Il n’est pas possible de dater exactement la construction du château de Bouillancourt-en-Séry. Néanmoins, elle peut être située de manière relativement précise au début du XIIIe siècle, avant 1218, date à laquelle Guillaume de Cayeu y fonda une chapelle dédiée à saint Eustache dans la tour Nord-Est[1].

Depuis le , les façades, les toitures et les sols archéologiques de l’ancienne basse-cour sont inscrits à l’inventaire supplémentaire des monuments historiques[2].

En 2020, le château devient un lieu ouvert au public.
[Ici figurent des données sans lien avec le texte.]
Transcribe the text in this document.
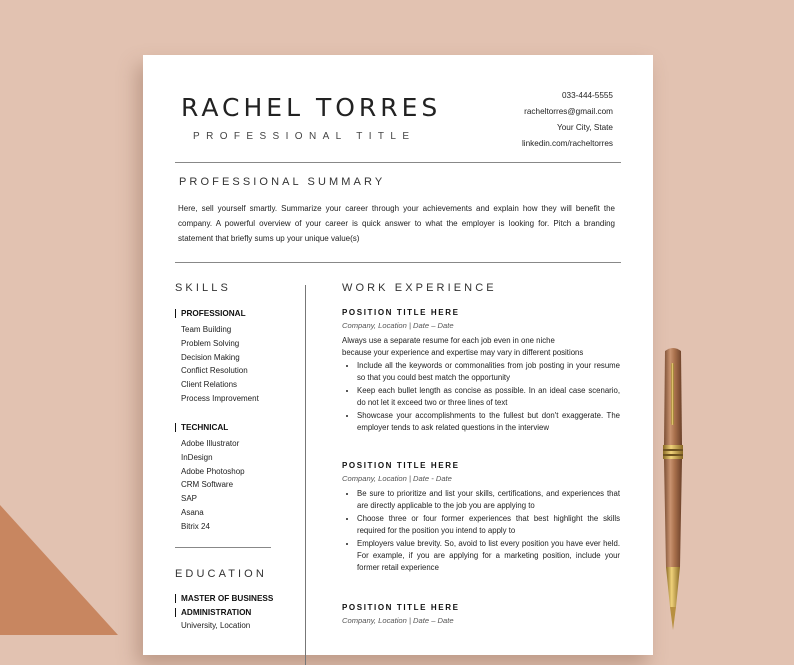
RACHEL TORRES
PROFESSIONAL TITLE
033-444-5555
racheltorres@gmail.com
Your City, State
linkedin.com/racheltorres
PROFESSIONAL SUMMARY
Here, sell yourself smartly. Summarize your career through your achievements and explain how they will benefit the company. A powerful overview of your career is quick answer to what the employer is looking for. Pitch a branding statement that briefly sums up your unique value(s)
SKILLS
PROFESSIONAL
Team Building
Problem Solving
Decision Making
Conflict Resolution
Client Relations
Process Improvement
TECHNICAL
Adobe Illustrator
InDesign
Adobe Photoshop
CRM Software
SAP
Asana
Bitrix 24
EDUCATION
MASTER OF BUSINESS
ADMINISTRATION
University, Location
WORK EXPERIENCE
POSITION TITLE HERE
Company, Location | Date – Date
Always use a separate resume for each job even in one niche
because your experience and expertise may vary in different positions
• Include all the keywords or commonalities from job posting in your resume so that you could best match the opportunity
• Keep each bullet length as concise as possible. In an ideal case scenario, do not let it exceed two or three lines of text
• Showcase your accomplishments to the fullest but don't exaggerate. The employer tends to ask related questions in the interview
POSITION TITLE HERE
Company, Location | Date - Date
• Be sure to prioritize and list your skills, certifications, and experiences that are directly applicable to the job you are applying to
• Choose three or four former experiences that best highlight the skills required for the position you intend to apply to
• Employers value brevity. So, avoid to list every position you have ever held. For example, if you are applying for a marketing position, include your former retail experience
POSITION TITLE HERE
Company, Location | Date – Date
Il accueille plusieurs projets associatifs et fait l'objet d'importants travaux de restauration[3].

Histoire[modifier | modifier le code]

Le château de Bouillancourt est situé à près d’un kilomètre en retrait de la vallée de la Bresle, au centre du village de Bouillancourt-en-Séry. Il témoigne, sur le temps long, de l'évolution des formes et des usages des châteaux[4]. Depuis la forteresse médiévale défensive à la résidence habitable des élites rurales en passant par la reprise des codes médiévaux au XVIIIe siècle par l’aristocratie d’Ancien Régime, le château de Bouillancourt-en-Séry offre un exemple intéressant des remaniements successifs permettant la mutation d’un château défensif en un château résidentiel.

Une architecture militaire typique du début du XIIIe siècle[modifier | modifier le code]
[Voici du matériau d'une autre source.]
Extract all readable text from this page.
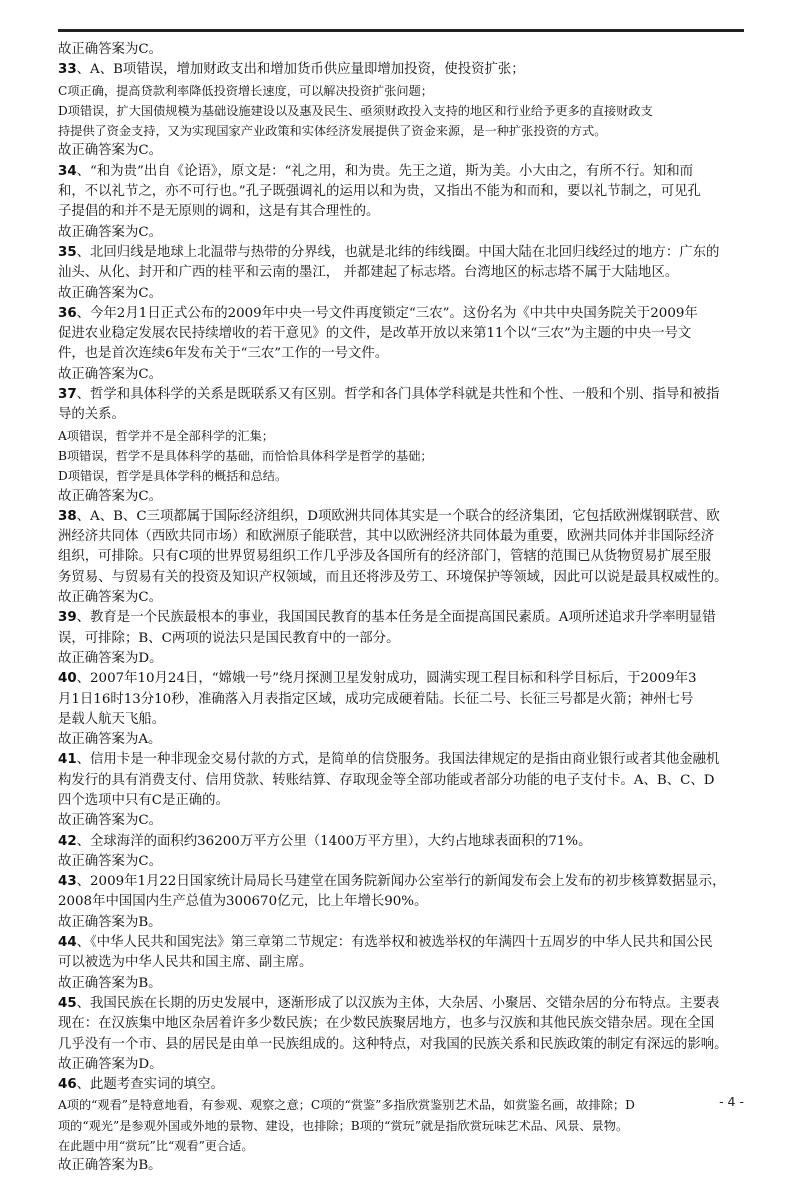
故正确答案为C。
33、A、B项错误，增加财政支出和增加货币供应量即增加投资，使投资扩张；
C项正确，提高贷款利率降低投资增长速度，可以解决投资扩张问题；
D项错误，扩大国债规模为基础设施建设以及惠及民生、亟须财政投入支持的地区和行业给予更多的直接财政支
持提供了资金支持，又为实现国家产业政策和实体经济发展提供了资金来源，是一种扩张投资的方式。
故正确答案为C。
34、“和为贵”出自《论语》，原文是：“礼之用，和为贵。先王之道，斯为美。小大由之，有所不行。知和而
和，不以礼节之，亦不可行也。”孔子既强调礼的运用以和为贵，又指出不能为和而和，要以礼节制之，可见孔
子提倡的和并不是无原则的调和，这是有其合理性的。
故正确答案为C。
35、北回归线是地球上北温带与热带的分界线，也就是北纬的纬线圈。中国大陆在北回归线经过的地方：广东的
汕头、从化、封开和广西的桂平和云南的墨江， 并都建起了标志塔。台湾地区的标志塔不属于大陆地区。
故正确答案为C。
36、今年2月1日正式公布的2009年中央一号文件再度锁定“三农”。这份名为《中共中央国务院关于2009年
促进农业稳定发展农民持续增收的若干意见》的文件，是改革开放以来第11个以“三农”为主题的中央一号文
件，也是首次连续6年发布关于“三农”工作的一号文件。
故正确答案为C。
37、哲学和具体科学的关系是既联系又有区别。哲学和各门具体学科就是共性和个性、一般和个别、指导和被指
导的关系。
A项错误，哲学并不是全部科学的汇集；
B项错误，哲学不是具体科学的基础，而恰恰具体科学是哲学的基础；
D项错误，哲学是具体学科的概括和总结。
故正确答案为C。
38、A、B、C三项都属于国际经济组织，D项欧洲共同体其实是一个联合的经济集团，它包括欧洲煤钢联营、欧
洲经济共同体（西欧共同市场）和欧洲原子能联营，其中以欧洲经济共同体最为重要，欧洲共同体并非国际经济
组织，可排除。只有C项的世界贸易组织工作几乎涉及各国所有的经济部门，管辖的范围已从货物贸易扩展至服
务贸易、与贸易有关的投资及知识产权领域，而且还将涉及劳工、环境保护等领域，因此可以说是最具权威性的。
故正确答案为C。
39、教育是一个民族最根本的事业，我国国民教育的基本任务是全面提高国民素质。A项所述追求升学率明显错
误，可排除；B、C两项的说法只是国民教育中的一部分。
故正确答案为D。
40、2007年10月24日，“嫦娥一号”绕月探测卫星发射成功，圆满实现工程目标和科学目标后，于2009年3
月1日16时13分10秒，准确落入月表指定区域，成功完成硬着陆。长征二号、长征三号都是火箭；神州七号
是载人航天飞船。
故正确答案为A。
41、信用卡是一种非现金交易付款的方式，是简单的信贷服务。我国法律规定的是指由商业银行或者其他金融机
构发行的具有消费支付、信用贷款、转账结算、存取现金等全部功能或者部分功能的电子支付卡。A、B、C、D
四个选项中只有C是正确的。
故正确答案为C。
42、全球海洋的面积约36200万平方公里（1400万平方里），大约占地球表面积的71%。
故正确答案为C。
43、2009年1月22日国家统计局局长马建堂在国务院新闻办公室举行的新闻发布会上发布的初步核算数据显示，
2008年中国国内生产总值为300670亿元，比上年增长90%。
故正确答案为B。
44、《中华人民共和国宪法》第三章第二节规定：有选举权和被选举权的年满四十五周岁的中华人民共和国公民
可以被选为中华人民共和国主席、副主席。
故正确答案为B。
45、我国民族在长期的历史发展中，逐渐形成了以汉族为主体，大杂居、小聚居、交错杂居的分布特点。主要表
现在：在汉族集中地区杂居着许多少数民族；在少数民族聚居地方，也多与汉族和其他民族交错杂居。现在全国
几乎没有一个市、县的居民是由单一民族组成的。这种特点，对我国的民族关系和民族政策的制定有深远的影响。
故正确答案为D。
46、此题考查实词的填空。
A项的“观看”是特意地看，有参观、观察之意；C项的“赏鉴”多指欣赏鉴别艺术品，如赏鉴名画，故排除；D
项的“观光”是参观外国或外地的景物、建设，也排除；B项的“赏玩”就是指欣赏玩味艺术品、风景、景物。
在此题中用“赏玩”比“观看”更合适。
故正确答案为B。
- 4 -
La construction du château de Bouillancourt-en-Séry est attestée dès 1218 quand Guillaume de Cayeu fonde dans la tour Nord-Est une chapelle dédiée à saint Eustache dont la gestion est confiée aux moines de l'abbaye Notre-Dame de Séry. La famille de Cayeu est alors l'une des plus puissantes du Vimeu et du Ponthieu médiéval.

La forme de la forteresse médiévale, mise en lumière par l’INRAP lors de fouilles en 2023, le rapproche des châteaux du début du XIIIe siècle qui adoptent une structure hexagonale sans donjon[1]. C’est le cas du château de Boulogne-sur-Mer qui, construit entre 1225 et 1230, est doté d’une enceinte polygonale et de tours de flanquement aux angles sans donjon.
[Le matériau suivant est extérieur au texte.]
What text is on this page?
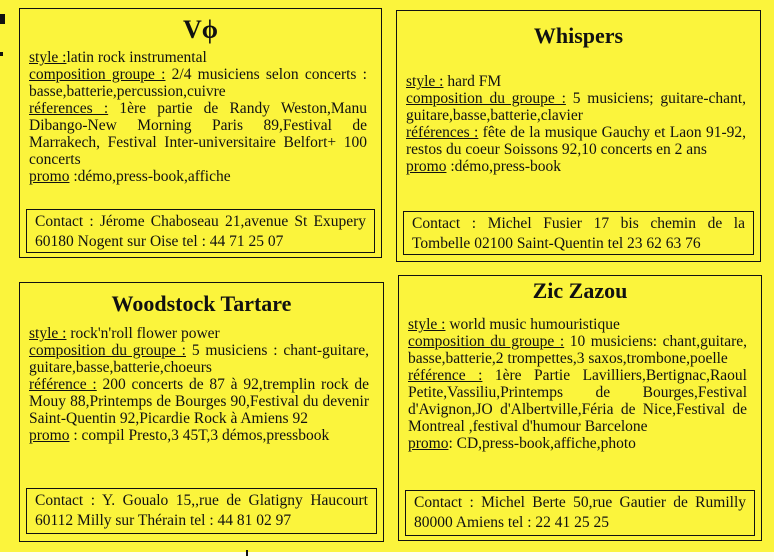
Vϕ

style :latin rock instrumental

composition groupe : 2/4 musiciens selon concerts : basse,batterie,percussion,cuivre

réferences : 1ère partie de Randy Weston,Manu Dibango-New Morning Paris 89,Festival de Marrakech, Festival Inter-universitaire Belfort+ 100 concerts

promo :démo,press-book,affiche

Contact : Jérome Chaboseau 21,avenue St Exupery 60180 Nogent sur Oise tel : 44 71 25 07
Whispers

style : hard FM

composition du groupe : 5 musiciens; guitare-chant, guitare,basse,batterie,clavier

références : fête de la musique Gauchy et Laon 91-92, restos du coeur Soissons 92,10 concerts en 2 ans

promo :démo,press-book

Contact : Michel Fusier 17 bis chemin de la Tombelle 02100 Saint-Quentin tel 23 62 63 76
Woodstock Tartare

style : rock'n'roll flower power

composition du groupe : 5 musiciens : chant-guitare, guitare,basse,batterie,choeurs

référence : 200 concerts de 87 à 92,tremplin rock de Mouy 88,Printemps de Bourges 90,Festival du devenir Saint-Quentin 92,Picardie Rock à Amiens 92

promo : compil Presto,3 45T,3 démos,pressbook

Contact : Y. Goualo 15,,rue de Glatigny Haucourt 60112 Milly sur Thérain tel : 44 81 02 97
Zic Zazou

style : world music humouristique

composition du groupe : 10 musiciens: chant,guitare, basse,batterie,2 trompettes,3 saxos,trombone,poelle

référence : 1ère Partie Lavilliers,Bertignac,Raoul Petite,Vassiliu,Printemps de Bourges,Festival d'Avignon,JO d'Albertville,Féria de Nice,Festival de Montreal ,festival d'humour Barcelone

promo: CD,press-book,affiche,photo

Contact : Michel Berte 50,rue Gautier de Rumilly 80000 Amiens tel : 22 41 25 25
Six tours d’environ vingt mètres de haut étaient réunies par des murs épais abritant des galeries de communication. Chaque côté mesurait près de dix-neuf mètres et demi[5] et les anciennes tours étaient munies de meurtrières dont certaines sont encore observables aujourd’hui.

Leurs bases empâtées étaient faites de pierres calcaires dures (matériau simple à extraire sur les plateaux picards) et, par endroit, d’assises mêlant silex et briques. Le sommet des tours était couronné de créneaux qui furent supprimés lors des réaménagements des XVIIe et XVIIIe siècles.

Vue aérienne de la façade ouest du château de Bouillancourt-en-Séry. On y observe notamment les deux tours restantes du château du XIIIe siècle et au centre les armoiries apposées au XIXe.

Une première porte donnait accès à une autre basse-cour, elle-même fortifiée par des tours et une enceinte. L’enceinte basse, beaucoup plus vaste, était renforcée par plusieurs tours isolées du plateau par de larges fossés. Certaines de ces tours ont été retrouvées lors de fouilles entreprises en 1835 et leur existence a été confirmée par des nouvelles fouilles menées en avril-mai 2023 par l’INRAP[6].

Proche de la vallée de la Bresle, l’intérêt défensif de la place était indéniable du XIIIe au XVe siècle dans un contexte de rivalités à la frontière du duché de Normandie. Certaines des tours ont été endommagées durant la guerre de Cent Ans[1], notamment en 1433 à l’occasion de la prise du château par des troupes anglaises. À la zuite de ces destructions et du fait de l’évolution des techniques de guerre, le château est progressivement devenu obsolète.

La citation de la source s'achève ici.